To make sense of the impact and fallout of the Covid-19 pandemic, leading opinion leaders share their views of this global upheaval with The Straits Times in Coronavirus: The Great Disruption, a special series that runs in April. In the first article Michigan University’s Professor Emerita Linda Lim discusses the end of ideology in Covid-19 times, the future of globalisation and a lot more.
ILO SAYS 195 MILLION WORKER’S WORTH OF LABOUR TO BE WIPED OUT
Covid-19 is set to have a worrying impact on jobs around the world. After estimating that the pandemic could cost the world some 25 million jobs this year, the International Labour Organisation (ILO) released a new assessment that said the coronavirus outbreak could wipe out the labour equivalent of work done by 195 million full-time workers between April and June.
The International Air Transport Association (IATA) meanwhile estimated that 25 million jobs in the aviation industry would be at risk given the air travel downturn, as it urged governments to step up support measures.
Tan Hui Yee: Millions of jobs at stake in S-E Asia as economic activities stop abruptly
RISE IN DOMESTIC VIOLENCE CASES IN JAPAN AS COUNTRY GRAPPLES WITH COVID-19
Domestic violence cases in Covid-19 times is causing much concern in Japan, as the country moves to take more and more measures to prevent the coronavirus outbreak from spreading further. In one case, Japan Correspondent Walter Sim writes, a night of conversation at home, over dinner and alcohol, turned tragic on Sunday (April 5) for a Tokyo couple who had followed advice not to go out due to the coronavirus outbreak. In another case, a Japanese actor was arrested for allegedly assaulting his wife.
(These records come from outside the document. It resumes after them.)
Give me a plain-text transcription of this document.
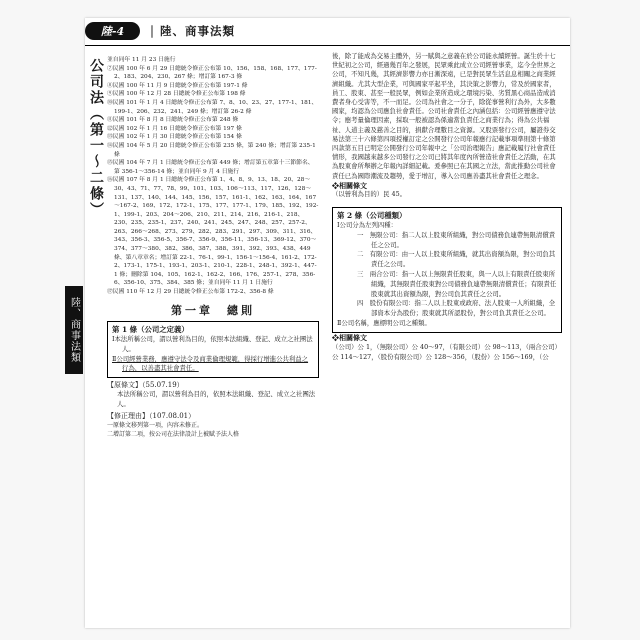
陸-4	｜ 陸、商事法類
陸、商事法類
公司法（第一～二條） 並自同年 11 月 23 日施行

⑦民國 100 年 6 月 29 日總統令修正公布第 10、156、158、168、177、177-2、183、204、230、267 條；增訂第 167-3 條

⑧民國 100 年 11 月 9 日總統令修正公布第 197-1 條

⑨民國 100 年 12 月 28 日總統令修正公布第 198 條

⑩民國 101 年 1 月 4 日總統令修正公布第 7、8、10、23、27、177-1、181、199-1、206、232、241、249 條；增訂第 26-2 條

⑪民國 101 年 8 月 8 日總統令修正公布第 248 條

⑫民國 102 年 1 月 16 日總統令修正公布第 197 條

⑬民國 102 年 1 月 30 日總統令修正公布第 154 條

⑭民國 104 年 5 月 20 日總統令修正公布第 235 條，第 240 條；增訂第 235-1 條

⑮民國 104 年 7 月 1 日總統令修正公布第 449 條；增訂第五章第十三節節名、第 356-1～356-14 條；並自同年 9 月 4 日施行

⑯民國 107 年 8 月 1 日總統令修正公布第 1、4、8、9、13、18、20、28～30、43、71、77、78、99、101、103、106～113、117、126、128～131、137、140、144、145、156、157、161-1、162、163、164、167～167-2、169、172、172-1、175、177、177-1、179、185、192、192-1、199-1、203、204～206、210、211、214、216、216-1、218、230、235、235-1、237、240、241、245、247、248、257、257-2、263、266～268、273、279、282、283、291、297、309、311、316、343、356-3、356-5、356-7、356-9、356-11、356-13、369-12、370～374、377～380、382、386、387、388、391、392、393、438、449 條、第八章章名；增訂第 22-1、76-1、99-1、156-1～156-4、161-2、172-2、173-1、175-1、193-1、203-1、210-1、228-1、248-1、392-1、447-1 條；刪除第 104、105、162-1、162-2、166、176、257-1、278、356-6、356-10、375、384、385 條；並自同年 11 月 1 日施行

⑰民國 110 年 12 月 29 日總統令修正公布第 172-2、356-8 條

第一章　總則

第 1 條（公司之定義）

Ⅰ本法所稱公司，謂以營利為目的，依照本法組織、登記、成立之社團法人。

Ⅱ公司經營業務，應遵守法令及商業倫理規範，得採行增進公共利益之行為，以善盡其社會責任。

【原條文】（55.07.19）

本法所稱公司，謂以營利為目的，依照本法組織、登記、成立之社團法人。

【修正理由】（107.08.01）

一原條文移列第一項，內容未修正。

二增訂第二項，按公司在法律設計上被賦予法人格

後，除了能成為交易主體外，另一賦與之意義在於公司能永續經營。誕生於十七世紀初之公司，經過幾百年之發展，民眾乘此成立公司經營事業，迄今全世界之公司，不知凡幾，其經濟影響力亦日漸深遠，已是對民眾生活息息相關之商業經濟組織。尤其大型企業，可與國家平起平坐，其決策之影響力，常及於國家者，員工、股東、甚至一般民眾，例如企業所造成之環境污染、劣質黑心商品造成消費者身心受害等，不一而足。公司為社會之一分子，除從事營利行為外，大多數國家，均認為公司應負社會責任。公司社會責任之內涵包括：公司經營應遵守法令；應考量倫理因素，採取一般被認為係適當負責任之商業行為；得為公共福祉、人道主義及慈善之目的，捐獻合理數目之資源。又股票發行公司，屬證券交易法第三十六條第四項授權訂定之公開發行公司年報應行記載事項準則第十條第四款第五目已明定公開發行公司年報中之「公司治理報告」應記載履行社會責任情形，我國越來越多公司發行之公司已將其年度內所營造社會責任之活動，在其為股東會所舉辦之年報內詳細記載。爰參照已在其國之立法，當此推動公司社會責任已為國際潮流及趨勢，愛于增訂，導入公司應善盡其社會責任之理念。

❖相關條文

（以營利為目的）民 45。

第 2 條（公司種類）

Ⅰ公司分為左列四種：

一　無限公司：指二人以上股東所組織，對公司債務負連帶無限清償責任之公司。

二　有限公司：由一人以上股東所組織，就其出資額為限，對公司負其責任之公司。

三　兩合公司：指一人以上無限責任股東，與一人以上有限責任股東所組織，其無限責任股東對公司債務負連帶無限清償責任；有限責任股東就其出資額為限，對公司負其責任之公司。

四　股份有限公司：指二人以上股東或政府、法人股東一人所組織，全部資本分為股份；股東就其所認股份，對公司負其責任之公司。

Ⅱ公司名稱，應標明公司之種類。

❖相關條文

（公司）公 1，（無限公司）公 40～97，（有限公司）公 98～113，（兩合公司）公 114～127，（股份有限公司）公 128～356，（股份）公 156～169，（公
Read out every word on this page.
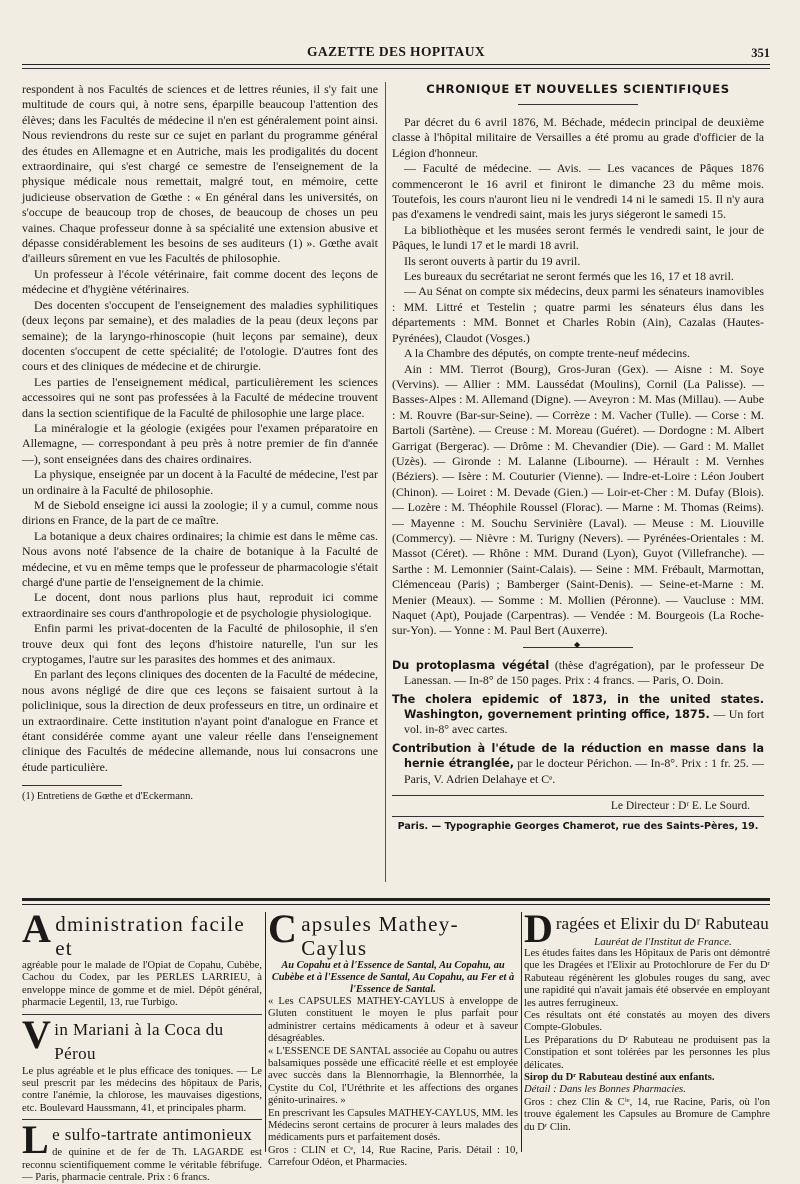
GAZETTE DES HOPITAUX	351

respondent à nos Facultés de sciences et de lettres réunies, il s'y fait une multitude de cours qui, à notre sens, éparpille beaucoup l'attention des élèves; dans les Facultés de médecine il n'en est généralement point ainsi. Nous reviendrons du reste sur ce sujet en parlant du programme général des études en Allemagne et en Autriche, mais les prodigalités du docent extraordinaire, qui s'est chargé ce semestre de l'enseignement de la physique médicale nous remettait, malgré tout, en mémoire, cette judicieuse observation de Gœthe : « En général dans les universités, on s'occupe de beaucoup trop de choses, de beaucoup de choses un peu vaines. Chaque professeur donne à sa spécialité une extension abusive et dépasse considérablement les besoins de ses auditeurs (1) ». Gœthe avait d'ailleurs sûrement en vue les Facultés de philosophie.

Un professeur à l'école vétérinaire, fait comme docent des leçons de médecine et d'hygiène vétérinaires.

Des docenten s'occupent de l'enseignement des maladies syphilitiques (deux leçons par semaine), et des maladies de la peau (deux leçons par semaine); de la laryngo-rhinoscopie (huit leçons par semaine), deux docenten s'occupent de cette spécialité; de l'otologie. D'autres font des cours et des cliniques de médecine et de chirurgie.

Les parties de l'enseignement médical, particulièrement les sciences accessoires qui ne sont pas professées à la Faculté de médecine trouvent dans la section scientifique de la Faculté de philosophie une large place.

La minéralogie et la géologie (exigées pour l'examen préparatoire en Allemagne, — correspondant à peu près à notre premier de fin d'année —), sont enseignées dans des chaires ordinaires.

La physique, enseignée par un docent à la Faculté de médecine, l'est par un ordinaire à la Faculté de philosophie.

M de Siebold enseigne ici aussi la zoologie; il y a cumul, comme nous dirions en France, de la part de ce maître.

La botanique a deux chaires ordinaires; la chimie est dans le même cas. Nous avons noté l'absence de la chaire de botanique à la Faculté de médecine, et vu en même temps que le professeur de pharmacologie s'était chargé d'une partie de l'enseignement de la chimie.

Le docent, dont nous parlions plus haut, reproduit ici comme extraordinaire ses cours d'anthropologie et de psychologie physiologique.

Enfin parmi les privat-docenten de la Faculté de philosophie, il s'en trouve deux qui font des leçons d'histoire naturelle, l'un sur les cryptogames, l'autre sur les parasites des hommes et des animaux.

En parlant des leçons cliniques des docenten de la Faculté de médecine, nous avons négligé de dire que ces leçons se faisaient surtout à la policlinique, sous la direction de deux professeurs en titre, un ordinaire et un extraordinaire. Cette institution n'ayant point d'analogue en France et étant considérée comme ayant une valeur réelle dans l'enseignement clinique des Facultés de médecine allemande, nous lui consacrons une étude particulière.

(1) Entretiens de Gœthe et d'Eckermann.
CHRONIQUE ET NOUVELLES SCIENTIFIQUES

Par décret du 6 avril 1876, M. Béchade, médecin principal de deuxième classe à l'hôpital militaire de Versailles a été promu au grade d'officier de la Légion d'honneur.

— Faculté de médecine. — Avis. — Les vacances de Pâques 1876 commenceront le 16 avril et finiront le dimanche 23 du même mois. Toutefois, les cours n'auront lieu ni le vendredi 14 ni le samedi 15. Il n'y aura pas d'examens le vendredi saint, mais les jurys siégeront le samedi 15.

La bibliothèque et les musées seront fermés le vendredi saint, le jour de Pâques, le lundi 17 et le mardi 18 avril.

Ils seront ouverts à partir du 19 avril.

Les bureaux du secrétariat ne seront fermés que les 16, 17 et 18 avril.

— Au Sénat on compte six médecins, deux parmi les sénateurs inamovibles : MM. Littré et Testelin ; quatre parmi les sénateurs élus dans les départements : MM. Bonnet et Charles Robin (Ain), Cazalas (Hautes-Pyrénées), Claudot (Vosges.)

A la Chambre des députés, on compte trente-neuf médecins.

Ain : MM. Tierrot (Bourg), Gros-Juran (Gex). — Aisne : M. Soye (Vervins). — Allier : MM. Laussédat (Moulins), Cornil (La Palisse). — Basses-Alpes : M. Allemand (Digne). — Aveyron : M. Mas (Millau). — Aube : M. Rouvre (Bar-sur-Seine). — Corrèze : M. Vacher (Tulle). — Corse : M. Bartoli (Sartène). — Creuse : M. Moreau (Guéret). — Dordogne : M. Albert Garrigat (Bergerac). — Drôme : M. Chevandier (Die). — Gard : M. Mallet (Uzès). — Gironde : M. Lalanne (Libourne). — Hérault : M. Vernhes (Béziers). — Isère : M. Couturier (Vienne). — Indre-et-Loire : Léon Joubert (Chinon). — Loiret : M. Devade (Gien.) — Loir-et-Cher : M. Dufay (Blois). — Lozère : M. Théophile Roussel (Florac). — Marne : M. Thomas (Reims). — Mayenne : M. Souchu Servinière (Laval). — Meuse : M. Liouville (Commercy). — Nièvre : M. Turigny (Nevers). — Pyrénées-Orientales : M. Massot (Céret). — Rhône : MM. Durand (Lyon), Guyot (Villefranche). — Sarthe : M. Lemonnier (Saint-Calais). — Seine : MM. Frébault, Marmottan, Clémenceau (Paris) ; Bamberger (Saint-Denis). — Seine-et-Marne : M. Menier (Meaux). — Somme : M. Mollien (Péronne). — Vaucluse : MM. Naquet (Apt), Poujade (Carpentras). — Vendée : M. Bourgeois (La Roche-sur-Yon). — Yonne : M. Paul Bert (Auxerre).

◆

Du protoplasma végétal (thèse d'agrégation), par le professeur De Lanessan. — In-8° de 150 pages. Prix : 4 francs. — Paris, O. Doin.

The cholera epidemic of 1873, in the united states. Washington, governement printing office, 1875. — Un fort vol. in-8° avec cartes.

Contribution à l'étude de la réduction en masse dans la hernie étranglée, par le docteur Périchon. — In-8°. Prix : 1 fr. 25. — Paris, V. Adrien Delahaye et Cᵉ.

Le Directeur : Dʳ E. Le Sourd.
Paris. — Typographie Georges Chamerot, rue des Saints-Pères, 19.

Administration facile et

agréable pour le malade de l'Opiat de Copahu, Cubèbe, Cachou du Codex, par les PERLES LARRIEU, à enveloppe mince de gomme et de miel. Dépôt général, pharmacie Legentil, 13, rue Turbigo.

Vin Mariani à la Coca du Pérou

Le plus agréable et le plus efficace des toniques. — Le seul prescrit par les médecins des hôpitaux de Paris, contre l'anémie, la chlorose, les mauvaises digestions, etc. Boulevard Haussmann, 41, et principales pharm.

Le sulfo-tartrate antimonieux

de quinine et de fer de Th. LAGARDE est reconnu scientifiquement comme le véritable fébrifuge. — Paris, pharmacie centrale. Prix : 6 francs.

Capsules Mathey-Caylus

Au Copahu et à l'Essence de Santal, Au Copahu, au Cubèbe et à l'Essence de Santal, Au Copahu, au Fer et à l'Essence de Santal.

« Les CAPSULES MATHEY-CAYLUS à enveloppe de Gluten constituent le moyen le plus parfait pour administrer certains médicaments à odeur et à saveur désagréables.

« L'ESSENCE DE SANTAL associée au Copahu ou autres balsamiques possède une efficacité réelle et est employée avec succès dans la Blennorrhagie, la Blennorrhée, la Cystite du Col, l'Uréthrite et les affections des organes génito-urinaires. »

En prescrivant les Capsules MATHEY-CAYLUS, MM. les Médecins seront certains de procurer à leurs malades des médicaments purs et parfaitement dosés.

Gros : CLIN et Cᵉ, 14, Rue Racine, Paris. Détail : 10, Carrefour Odéon, et Pharmacies.

Dragées et Elixir du Dʳ Rabuteau

Lauréat de l'Institut de France.

Les études faites dans les Hôpitaux de Paris ont démontré que les Dragées et l'Elixir au Protochlorure de Fer du Dʳ Rabuteau régénèrent les globules rouges du sang, avec une rapidité qui n'avait jamais été observée en employant les autres ferrugineux.

Ces résultats ont été constatés au moyen des divers Compte-Globules.

Les Préparations du Dʳ Rabuteau ne produisent pas la Constipation et sont tolérées par les personnes les plus délicates.

Sirop du Dʳ Rabuteau destiné aux enfants.

Détail : Dans les Bonnes Pharmacies.

Gros : chez Clin & Cⁱᵉ, 14, rue Racine, Paris, où l'on trouve également les Capsules au Bromure de Camphre du Dʳ Clin.
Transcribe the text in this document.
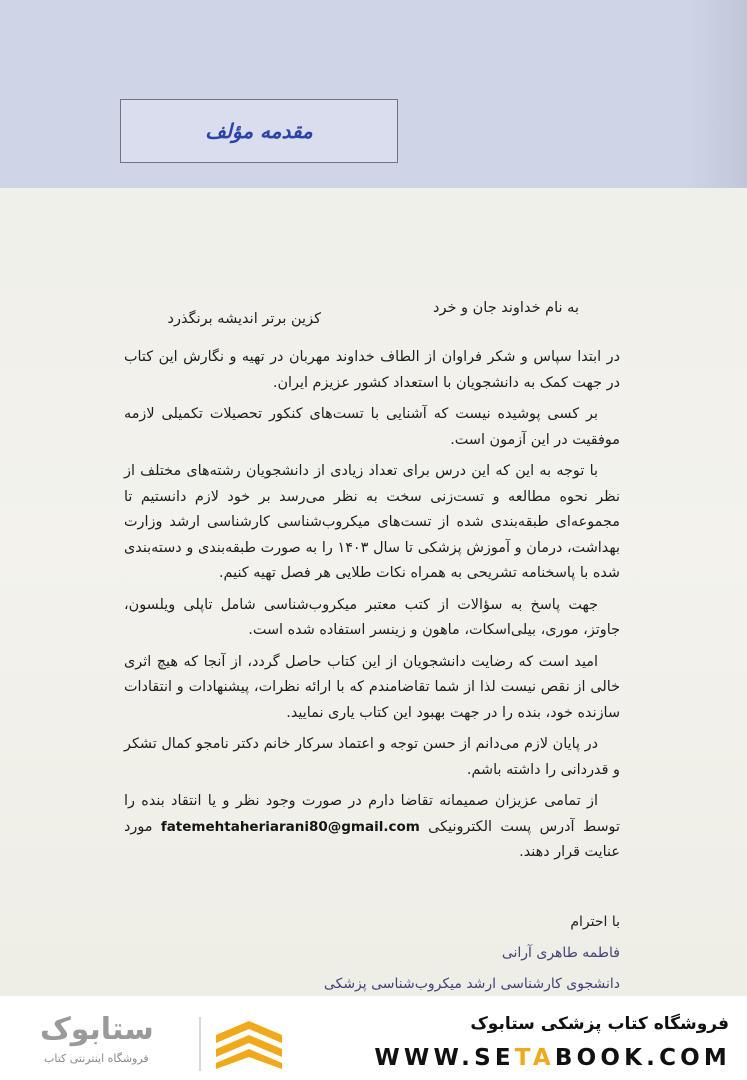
مقدمه مؤلف
به نام خداوند جان و خرد
کزین برتر اندیشه برنگذرد

در ابتدا سپاس و شکر فراوان از الطاف خداوند مهربان در تهیه و نگارش این کتاب در جهت کمک به دانشجویان با استعداد کشور عزیزم ایران.

بر کسی پوشیده نیست که آشنایی با تست‌های کنکور تحصیلات تکمیلی لازمه موفقیت در این آزمون است.

با توجه به این که این درس برای تعداد زیادی از دانشجویان رشته‌های مختلف از نظر نحوه مطالعه و تست‌زنی سخت به نظر می‌رسد بر خود لازم دانستیم تا مجموعه‌ای طبقه‌بندی شده از تست‌های میکروب‌شناسی کارشناسی ارشد وزارت بهداشت، درمان و آموزش پزشکی تا سال ۱۴۰۳ را به صورت طبقه‌بندی و دسته‌بندی شده با پاسخنامه تشریحی به همراه نکات طلایی هر فصل تهیه کنیم.

جهت پاسخ به سؤالات از کتب معتبر میکروب‌شناسی شامل تاپلی ویلسون، جاوتز، موری، بیلی‌اسکات، ماهون و زینسر استفاده شده است.

امید است که رضایت دانشجویان از این کتاب حاصل گردد، از آنجا که هیچ اثری خالی از نقص نیست لذا از شما تقاضامندم که با ارائه نظرات، پیشنهادات و انتقادات سازنده خود، بنده را در جهت بهبود این کتاب یاری نمایید.

در پایان لازم می‌دانم از حسن توجه و اعتماد سرکار خانم دکتر نامجو کمال تشکر و قدردانی را داشته باشم.

از تمامی عزیزان صمیمانه تقاضا دارم در صورت وجود نظر و یا انتقاد بنده را توسط آدرس پست الکترونیکی fatemehtaheriarani80@gmail.com مورد عنایت قرار دهند.

با احترام
فاطمه طاهری آرانی
دانشجوی کارشناسی ارشد میکروب‌شناسی پزشکی
ستابوک
فروشگاه اینترنتی کتاب
فروشگاه کتاب پزشکی ستابوک
WWW.SETABOOK.COM
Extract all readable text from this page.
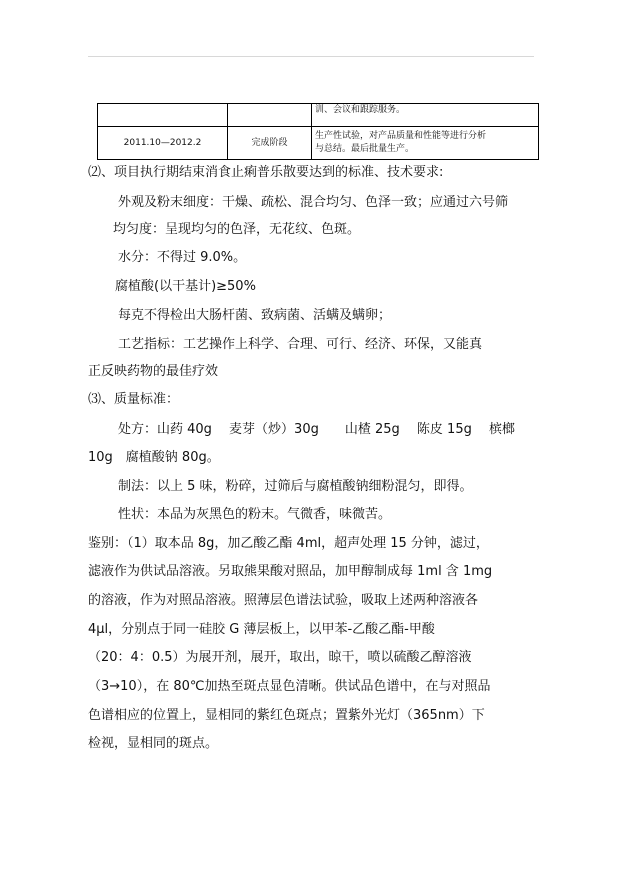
		训、会议和跟踪服务。
2011.10—2012.2	完成阶段	生产性试验，对产品质量和性能等进行分析
与总结。最后批量生产。
⑵、项目执行期结束消食止痢普乐散要达到的标准、技术要求:
外观及粉末细度：干燥、疏松、混合均匀、色泽一致；应通过六号筛
均匀度：呈现均匀的色泽，无花纹、色斑。
水分：不得过 9.0%。
腐植酸(以干基计)≥50%
每克不得检出大肠杆菌、致病菌、活螨及螨卵；
工艺指标：工艺操作上科学、合理、可行、经济、环保，又能真
正反映药物的最佳疗效
⑶、质量标准：
处方：山药 40g　 麦芽（炒）30g　　山楂 25g　 陈皮 15g　 槟榔
10g　腐植酸钠 80g。
制法：以上 5 味，粉碎，过筛后与腐植酸钠细粉混匀，即得。
性状：本品为灰黑色的粉末。气微香，味微苦。
鉴别：（1）取本品 8g，加乙酸乙酯 4ml，超声处理 15 分钟，滤过，
滤液作为供试品溶液。另取熊果酸对照品，加甲醇制成每 1ml 含 1mg
的溶液，作为对照品溶液。照薄层色谱法试验，吸取上述两种溶液各
4μl，分别点于同一硅胶 G 薄层板上，以甲苯-乙酸乙酯-甲酸
（20：4：0.5）为展开剂，展开，取出，晾干，喷以硫酸乙醇溶液
（3→10），在 80℃加热至斑点显色清晰。供试品色谱中，在与对照品
色谱相应的位置上，显相同的紫红色斑点；置紫外光灯（365nm）下
检视，显相同的斑点。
Coronavirus drives surge in Australia domestic violence cases
IN OTHER NEWS
LARGEST SUPERMOON OF 2020: The largest, brightest supermoon of 2020 rose in the night sky on Tuesday (April 7) over hushed cities in lockdown due to the novel coronavirus. If the moon is within 10 per cent of its closest distance to the earth at the moment of full moon, it is considered to be a supermoon, according to the Royal Observatory in Greenwich, London. April’s full moon will be the closest supermoon of 2020.
ZOOM SUED FOR FRAUD: Zoom Video Communications Inc has been accused by a shareholder of hiding flaws in its video-conferencing app, part of a growing backlash against security loopholes that were laid bare after an explosion in worldwide usage. Now leading tech companies have begun to ban usage of the app and Taiwan recently became the first government to do so.
WEWORK SUES JAPAN’S SOFTBANK: Office-sharing giant WeWork on Tuesday (April 7) sued SoftBank claiming the Japan-based technology investment group breached its contractual obligations by backing out of a US$3 billion (S$4.3 billion) rescue plan. The lawsuit filed in a US court in Delaware came just days after SoftBank said it was backing out of the plan to purchase WeWork shares to shore up the finances of the struggling sharing-economy giant.
That’s it for today. Thanks for reading. Stay safe and we’ll be back with you tomorrow.